Benchmarking: Art or Science?
Benchmarking has always been closely tied to performance and tuning. Benchmarks originally were the tools of computer architects and system designers to measure the effects of various features and components on performance. The SPEC benchmarks are still geared towards this audience. Eventually, benchmarks began to appear in the toolbox of various computer professionals whose job included recommending system upgrades and/or to monitor and tune system performance within the MIS department.
With the popularity of the PC, and its use in many business situations, benchmarks were developed to provide the necessary tools for those responsible for recommending, implementing and maintaining standalone systems and LANs. These professionals generally have a good understanding of the importance of the various measurements, and how significant any differences between them really in real-world terms. Ziff-Davis (ZDBOp) and BAPCo are two of the most well known of these. Even the now widely-used game demo benchmarks were actually intended for the developers to measure the effects of various code designs, and tune the application.
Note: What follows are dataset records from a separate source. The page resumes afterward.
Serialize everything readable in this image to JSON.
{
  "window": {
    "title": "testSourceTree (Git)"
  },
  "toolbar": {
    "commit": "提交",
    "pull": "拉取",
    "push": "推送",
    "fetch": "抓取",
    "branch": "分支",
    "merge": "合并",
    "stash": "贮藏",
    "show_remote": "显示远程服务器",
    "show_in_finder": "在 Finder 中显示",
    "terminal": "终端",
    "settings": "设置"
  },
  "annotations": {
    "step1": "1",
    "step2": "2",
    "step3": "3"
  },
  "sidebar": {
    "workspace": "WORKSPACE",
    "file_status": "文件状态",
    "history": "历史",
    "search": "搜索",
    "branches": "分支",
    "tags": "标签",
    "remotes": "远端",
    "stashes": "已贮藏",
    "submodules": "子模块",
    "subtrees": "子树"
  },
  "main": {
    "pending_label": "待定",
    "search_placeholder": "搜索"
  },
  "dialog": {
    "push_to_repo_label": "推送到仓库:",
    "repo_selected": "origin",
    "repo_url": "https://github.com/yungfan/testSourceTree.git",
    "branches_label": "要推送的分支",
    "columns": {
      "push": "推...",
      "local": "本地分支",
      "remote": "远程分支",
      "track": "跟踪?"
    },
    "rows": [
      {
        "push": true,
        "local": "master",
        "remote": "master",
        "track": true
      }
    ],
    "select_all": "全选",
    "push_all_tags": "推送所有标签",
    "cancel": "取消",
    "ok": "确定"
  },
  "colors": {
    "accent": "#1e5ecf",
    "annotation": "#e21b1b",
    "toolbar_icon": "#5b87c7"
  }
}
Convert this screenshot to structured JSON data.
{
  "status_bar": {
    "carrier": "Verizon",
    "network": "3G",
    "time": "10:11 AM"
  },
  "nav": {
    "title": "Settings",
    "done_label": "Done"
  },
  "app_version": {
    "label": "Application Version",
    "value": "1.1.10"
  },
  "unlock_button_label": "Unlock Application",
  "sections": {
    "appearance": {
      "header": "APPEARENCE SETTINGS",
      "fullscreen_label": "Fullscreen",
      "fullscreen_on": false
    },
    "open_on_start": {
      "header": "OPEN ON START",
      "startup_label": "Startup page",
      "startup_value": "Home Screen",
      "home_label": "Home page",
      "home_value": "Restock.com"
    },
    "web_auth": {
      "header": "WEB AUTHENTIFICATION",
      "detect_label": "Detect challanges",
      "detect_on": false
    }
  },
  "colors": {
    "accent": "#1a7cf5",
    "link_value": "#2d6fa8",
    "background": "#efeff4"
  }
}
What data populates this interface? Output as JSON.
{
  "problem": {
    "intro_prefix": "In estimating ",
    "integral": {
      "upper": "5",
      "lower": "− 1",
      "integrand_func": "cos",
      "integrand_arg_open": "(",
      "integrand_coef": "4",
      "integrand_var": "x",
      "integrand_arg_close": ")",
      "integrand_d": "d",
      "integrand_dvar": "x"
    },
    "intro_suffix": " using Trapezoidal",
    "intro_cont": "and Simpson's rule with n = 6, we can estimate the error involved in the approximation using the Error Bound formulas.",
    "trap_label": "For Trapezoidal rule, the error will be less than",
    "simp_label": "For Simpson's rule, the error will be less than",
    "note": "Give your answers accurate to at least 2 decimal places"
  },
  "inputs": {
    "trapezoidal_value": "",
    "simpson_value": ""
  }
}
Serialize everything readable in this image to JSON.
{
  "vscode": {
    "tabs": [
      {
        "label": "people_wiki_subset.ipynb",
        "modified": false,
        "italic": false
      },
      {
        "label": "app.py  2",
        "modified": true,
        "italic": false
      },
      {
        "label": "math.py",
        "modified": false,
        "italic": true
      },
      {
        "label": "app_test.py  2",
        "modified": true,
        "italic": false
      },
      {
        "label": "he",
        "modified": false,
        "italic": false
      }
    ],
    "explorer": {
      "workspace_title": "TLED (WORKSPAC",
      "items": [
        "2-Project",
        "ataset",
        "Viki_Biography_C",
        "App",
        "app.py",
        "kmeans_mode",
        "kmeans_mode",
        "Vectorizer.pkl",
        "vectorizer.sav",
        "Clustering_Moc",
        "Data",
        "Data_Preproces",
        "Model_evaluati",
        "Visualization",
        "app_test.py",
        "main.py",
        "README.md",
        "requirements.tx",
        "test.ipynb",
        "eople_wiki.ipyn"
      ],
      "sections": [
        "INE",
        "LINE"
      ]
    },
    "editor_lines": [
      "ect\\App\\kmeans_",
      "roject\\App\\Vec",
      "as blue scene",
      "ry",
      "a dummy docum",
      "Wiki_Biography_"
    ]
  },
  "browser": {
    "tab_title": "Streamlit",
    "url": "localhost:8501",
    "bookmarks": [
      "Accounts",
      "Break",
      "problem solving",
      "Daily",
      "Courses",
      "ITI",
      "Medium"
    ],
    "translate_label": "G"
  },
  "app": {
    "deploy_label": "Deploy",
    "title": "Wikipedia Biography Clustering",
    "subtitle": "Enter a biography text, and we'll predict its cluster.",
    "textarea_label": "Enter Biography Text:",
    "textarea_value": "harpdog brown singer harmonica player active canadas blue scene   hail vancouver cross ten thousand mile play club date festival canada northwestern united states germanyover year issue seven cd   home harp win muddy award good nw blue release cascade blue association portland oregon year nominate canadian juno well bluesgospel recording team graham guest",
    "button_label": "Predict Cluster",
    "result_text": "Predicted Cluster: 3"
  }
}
My previous article on this subject discussed the differences between component and system level benchmarks, and the problems in their popular usage. Unfortunately, the trend in the past several years has been that benchmarks are more and more being used to proclaim one component better than another, even when system level benchmarks are used that cannot accurately measure differences in a single component without stringent controls. For example, processors from Intel and AMD cannot be used on the same motherboard, so the effects of different chipsets, BIOS implementations and drivers must be taken into account before any accurate comparison can be made – but this rarely, if ever, is provided.
One reason that publications, and product marketing groups, can get away with this is that the average person simply doesn’t really understand what benchmarking is all about, and how it relates to performance and tuning. The most basic concept to understand is that when dealing with a system, even small changes can have a measurable effect on the overall system performance. For example, if the memory timings in the BIOS are too aggressive for the modules being used, some signals can be missed causing retries to occur – thereby reducing performance. If the system being compared to it has slightly different timings, it can appear to be a better performer if there are no retries. This can result in someone who does not have the proper tools or training to proclaim processor B ‘better’ than processor A. Therefore, before comparing two systems, they should be tuned to ensure both are running at their optimal performance. Furthermore, when comparing two components, the systems have to be tested to make sure that the component in both systems is the main bottleneck, or else you won’t get a true comparison of their relative performance. This is obviously impossible to do when comparing results from different sources, or even results from the same source performed at different times.
Performance and tuning is the art of finding the biggest bottleneck and relieving it (not removing it), then moving on to the next bottleneck. The fact is that you will never run out of bottlenecks, as there is always a limiting factor for performance. If you are doing your job properly, at some point you will find that the first bottleneck is once again your biggest bottleneck, but you have just encountered it at a different performance level. If this makes no sense to you, then you don’t get it either, and if you are planning on writing or talking about benchmarks, you need to study this paragraph (and other related information) until you do get it.
Benchmarking is the science of determining what the bottleneck is in a system, and then measuring the differences between various changes in the component or resource that causes the bottleneck. You might be able to compare two systems and state one is faster than the other, but until you can identify exactly what the limiting factor is for both systems you really don’t know exactly why one is faster or slower than the other, though you might have some theories about it. Even worse, you might change a factor that is not the limiting factor, seeing little difference in the results, and proclaim that factor as being useless as a method of improving performance.